Voluntary pacts between dueling candidates rarely work. An agreement between John Kerry and William Weld to limit campaign spending in the 1996 Senate race turned out to be full of loopholes, and limits on the activities of outside super PACs will be even harder for Brown and Warren to enforce. The theory this time is that by agreeing to stiff financial penalties, the campaigns are sending a message to outside groups that running ads will actually hurt the candidate they are intended to help.

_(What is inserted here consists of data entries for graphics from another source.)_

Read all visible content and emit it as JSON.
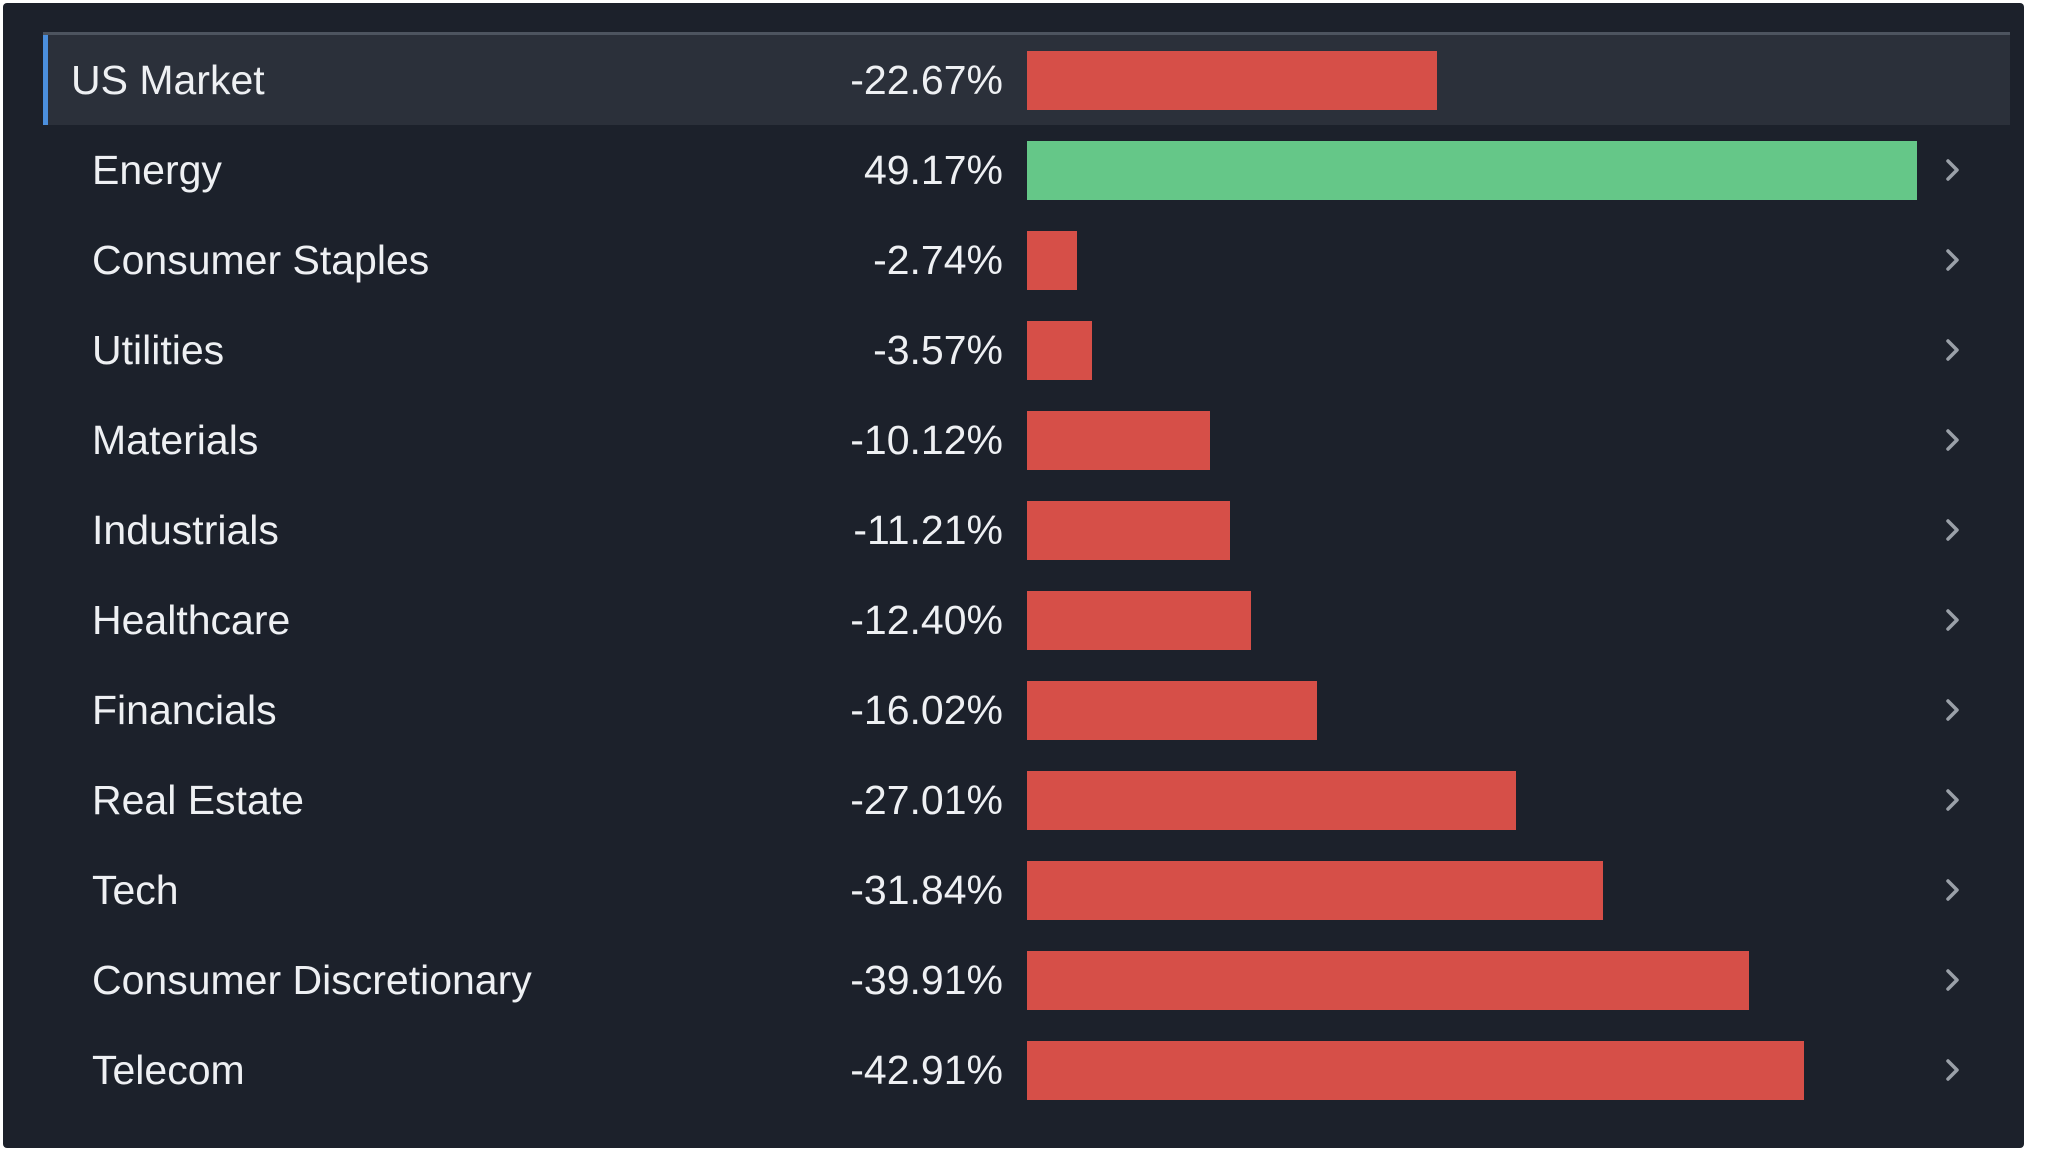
{
  "colors": {
    "panel_background": "#1c212b",
    "summary_row_background": "#2b303a",
    "accent": "#4b8fdd",
    "negative": "#d64f48",
    "positive": "#65c788",
    "text": "#eef0f3",
    "chevron": "#9aa0a8"
  },
  "icons": {
    "row_action": "chevron-right-icon"
  },
  "chart_data": {
    "type": "bar",
    "orientation": "horizontal",
    "unit": "%",
    "summary": {
      "label": "US Market",
      "value": -22.67,
      "value_text": "-22.67%"
    },
    "categories": [
      "Energy",
      "Consumer Staples",
      "Utilities",
      "Materials",
      "Industrials",
      "Healthcare",
      "Financials",
      "Real Estate",
      "Tech",
      "Consumer Discretionary",
      "Telecom"
    ],
    "values": [
      49.17,
      -2.74,
      -3.57,
      -10.12,
      -11.21,
      -12.4,
      -16.02,
      -27.01,
      -31.84,
      -39.91,
      -42.91
    ],
    "value_texts": [
      "49.17%",
      "-2.74%",
      "-3.57%",
      "-10.12%",
      "-11.21%",
      "-12.40%",
      "-16.02%",
      "-27.01%",
      "-31.84%",
      "-39.91%",
      "-42.91%"
    ],
    "bar_length": "absolute value",
    "grid": false,
    "legend": "none"
  }
}
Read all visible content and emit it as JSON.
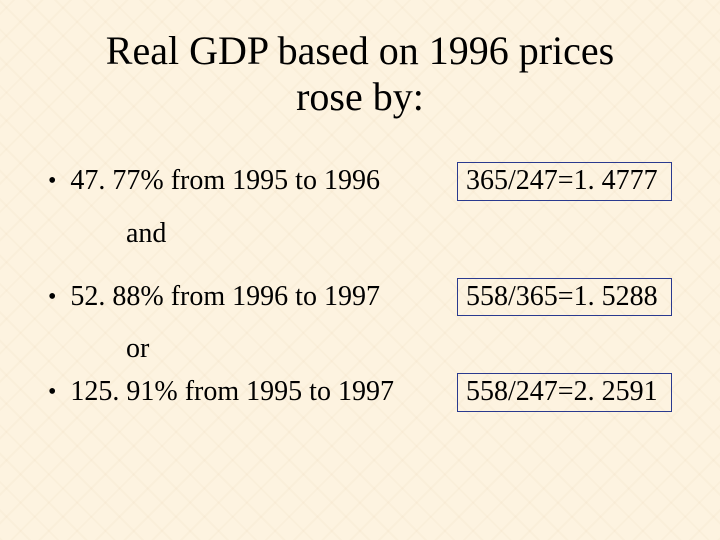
{
  "title_line1": "Real GDP based on 1996 prices",
  "title_line2": "rose by:",
  "items": {
    "item1": {
      "text": "47. 77% from 1995 to 1996",
      "calc": "365/247=1. 4777"
    },
    "connector1": "and",
    "item2": {
      "text": "52. 88% from 1996 to 1997",
      "calc": "558/365=1. 5288"
    },
    "connector2": "or",
    "item3": {
      "text": "125. 91% from 1995 to 1997",
      "calc": "558/247=2. 2591"
    }
  },
  "colors": {
    "background": "#fdf3e0",
    "text": "#000000",
    "box_border": "#2a3a8f"
  }
}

If the pact works as intended, the agreement could help stanch the flow of super PAC money into Massachusetts. But the two candidates need to go a step further - by explicitly refusing to use the ostensibly independent status of super PACs as a dodge. After all, it’s not just the unregulated nature of super PAC money that is bothering voters; it’s also the way these nominally separate entities are being used to broadcast nasty messages while preserving a level of deniability for the candidates they help.
That tendency is on full display now in the Republican presidential race, as groups affiliated with Mitt Romney and Newt Gingrich besiege the airwaves with ads attacking the two men, while the two candidates piously disavow any role in the ads. Only a thin tissue of fine print hides the fact that super PACs are clearly acting as arms of the campaign.
In Massachusetts, Warren and Brown must not avoid responsibility for the content of ads that tear each other down. After all, super PACs may stay on the air, simply ignoring Monday’s agreement. The two candidates need to make clear that if they do, any ad attacking Brown will now be Warren’s to answer for, and vice versa.